J'ai d'abord abordé l'autoportrait, pour des raisons personnelles. Puis j'ai eu envie de passer à l'humain, mais à l'"autre", pour voir, par envie, toujours de façon spontanée. A force de voir de beaux portraits, j'ai eu envie de m'y essayer. J'ai du mal à en parler, car ce n'est pas encore bien clair dans mon esprit. Mais c'est une envie très forte que de continuer dans ce thème.

15. Comment perçoit-on vos créations de l’extérieur (si vous en avez eu écho) ?
Oui, depuis 5 ans que j'ai créé mon site, j'ai beaucoup d'échos et d'encouragements. A travers des interviews et des expositions en France ou à l'étranger, et les visiteurs de mon site qui, chaque jour, me font le cadeau de leurs impressions, ou me remercient simplement, ce qui me fait très plaisir ! Les spectateurs sont souvent étonnés, ou apaisés, détendus, ou curieux.. On me demande souvent ce que je photographie, et il est rare que je donne la réponse ... je ne voudrais pas casser les rêves qu'ils se fabriquent !
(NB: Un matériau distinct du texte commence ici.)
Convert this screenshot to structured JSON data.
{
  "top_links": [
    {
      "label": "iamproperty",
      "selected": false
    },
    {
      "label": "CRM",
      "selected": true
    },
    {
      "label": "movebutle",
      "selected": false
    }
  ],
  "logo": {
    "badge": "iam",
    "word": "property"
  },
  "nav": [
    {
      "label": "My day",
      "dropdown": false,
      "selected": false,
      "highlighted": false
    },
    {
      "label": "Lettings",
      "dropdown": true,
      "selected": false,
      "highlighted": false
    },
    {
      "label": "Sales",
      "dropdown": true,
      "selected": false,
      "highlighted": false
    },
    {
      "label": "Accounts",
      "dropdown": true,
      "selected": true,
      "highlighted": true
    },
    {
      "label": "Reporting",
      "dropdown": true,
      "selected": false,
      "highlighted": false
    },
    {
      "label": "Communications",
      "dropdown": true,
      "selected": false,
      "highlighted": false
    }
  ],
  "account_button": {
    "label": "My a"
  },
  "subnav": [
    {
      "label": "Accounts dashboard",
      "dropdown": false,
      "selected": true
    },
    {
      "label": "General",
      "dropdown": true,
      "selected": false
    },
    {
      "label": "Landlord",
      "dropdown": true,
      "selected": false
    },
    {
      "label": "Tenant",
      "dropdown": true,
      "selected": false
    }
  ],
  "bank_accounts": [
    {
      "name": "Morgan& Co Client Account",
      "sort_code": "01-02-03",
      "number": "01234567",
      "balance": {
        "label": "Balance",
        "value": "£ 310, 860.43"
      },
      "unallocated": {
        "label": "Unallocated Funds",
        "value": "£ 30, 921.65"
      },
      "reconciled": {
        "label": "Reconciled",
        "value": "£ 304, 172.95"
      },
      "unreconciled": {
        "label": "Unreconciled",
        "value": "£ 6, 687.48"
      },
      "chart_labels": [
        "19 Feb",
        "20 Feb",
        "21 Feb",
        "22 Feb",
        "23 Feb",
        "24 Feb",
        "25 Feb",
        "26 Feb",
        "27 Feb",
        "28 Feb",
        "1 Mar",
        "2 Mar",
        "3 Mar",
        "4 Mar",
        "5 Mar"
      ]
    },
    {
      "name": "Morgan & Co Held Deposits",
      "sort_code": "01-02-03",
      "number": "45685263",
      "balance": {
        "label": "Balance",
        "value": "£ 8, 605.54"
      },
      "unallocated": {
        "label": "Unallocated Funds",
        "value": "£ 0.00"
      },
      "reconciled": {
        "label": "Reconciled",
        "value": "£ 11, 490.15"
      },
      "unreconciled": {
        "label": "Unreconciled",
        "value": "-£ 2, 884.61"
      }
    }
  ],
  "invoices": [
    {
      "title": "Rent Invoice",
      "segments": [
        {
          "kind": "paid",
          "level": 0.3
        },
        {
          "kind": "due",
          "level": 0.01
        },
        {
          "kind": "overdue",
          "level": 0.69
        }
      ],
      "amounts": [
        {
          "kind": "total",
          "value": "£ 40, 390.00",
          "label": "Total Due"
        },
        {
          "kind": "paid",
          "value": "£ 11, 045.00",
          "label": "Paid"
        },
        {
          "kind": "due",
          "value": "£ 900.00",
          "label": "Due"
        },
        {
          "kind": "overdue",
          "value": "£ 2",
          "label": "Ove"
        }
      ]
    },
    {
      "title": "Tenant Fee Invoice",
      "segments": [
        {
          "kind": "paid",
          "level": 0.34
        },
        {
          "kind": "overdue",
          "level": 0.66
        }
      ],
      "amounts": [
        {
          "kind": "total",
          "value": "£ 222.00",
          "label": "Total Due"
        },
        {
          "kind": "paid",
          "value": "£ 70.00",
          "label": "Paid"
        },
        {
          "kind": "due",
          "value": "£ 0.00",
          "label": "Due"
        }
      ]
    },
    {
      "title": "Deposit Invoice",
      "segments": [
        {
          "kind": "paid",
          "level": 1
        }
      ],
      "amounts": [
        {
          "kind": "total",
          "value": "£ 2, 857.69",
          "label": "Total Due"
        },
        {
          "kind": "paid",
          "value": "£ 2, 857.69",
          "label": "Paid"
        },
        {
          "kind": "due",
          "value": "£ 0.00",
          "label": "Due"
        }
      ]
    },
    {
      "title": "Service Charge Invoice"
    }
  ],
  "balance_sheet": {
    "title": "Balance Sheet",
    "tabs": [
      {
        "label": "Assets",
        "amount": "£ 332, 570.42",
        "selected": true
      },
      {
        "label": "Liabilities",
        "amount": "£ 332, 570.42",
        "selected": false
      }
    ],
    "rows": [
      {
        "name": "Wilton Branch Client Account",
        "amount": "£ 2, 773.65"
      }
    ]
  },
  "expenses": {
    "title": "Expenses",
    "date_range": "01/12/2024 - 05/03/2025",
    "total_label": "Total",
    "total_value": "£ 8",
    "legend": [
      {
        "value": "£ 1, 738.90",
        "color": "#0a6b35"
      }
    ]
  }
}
16. Avez-vous des envies, des rêves, des projets artistiques ? Pouvez-vous nous en parler ?
Des envies et des rêves, oui, chaque jour .. de toutes sortes, j'aurais du mal à vous en dresser la liste ! Des projets artistiques, oui, avec quelques modèles, et d'autres sujets en macro. Je travaille également à la réalisation d'un livre et à deux autres expositions. Je prépare aussi une série de photographies pour un magazine artistique qui devrait paraître bientôt, mais je ne peux en dire davantage.

17. Quelle est votre configuration ? Mac, Pc, les logiciels que vous utilisez ?
PC pour l'ordinateur de bureau, I book pour le portable. Les logiciels que j'utilise : photoshop pour le travail de mes photos, et dreamweaver pour la réalisation de mon site.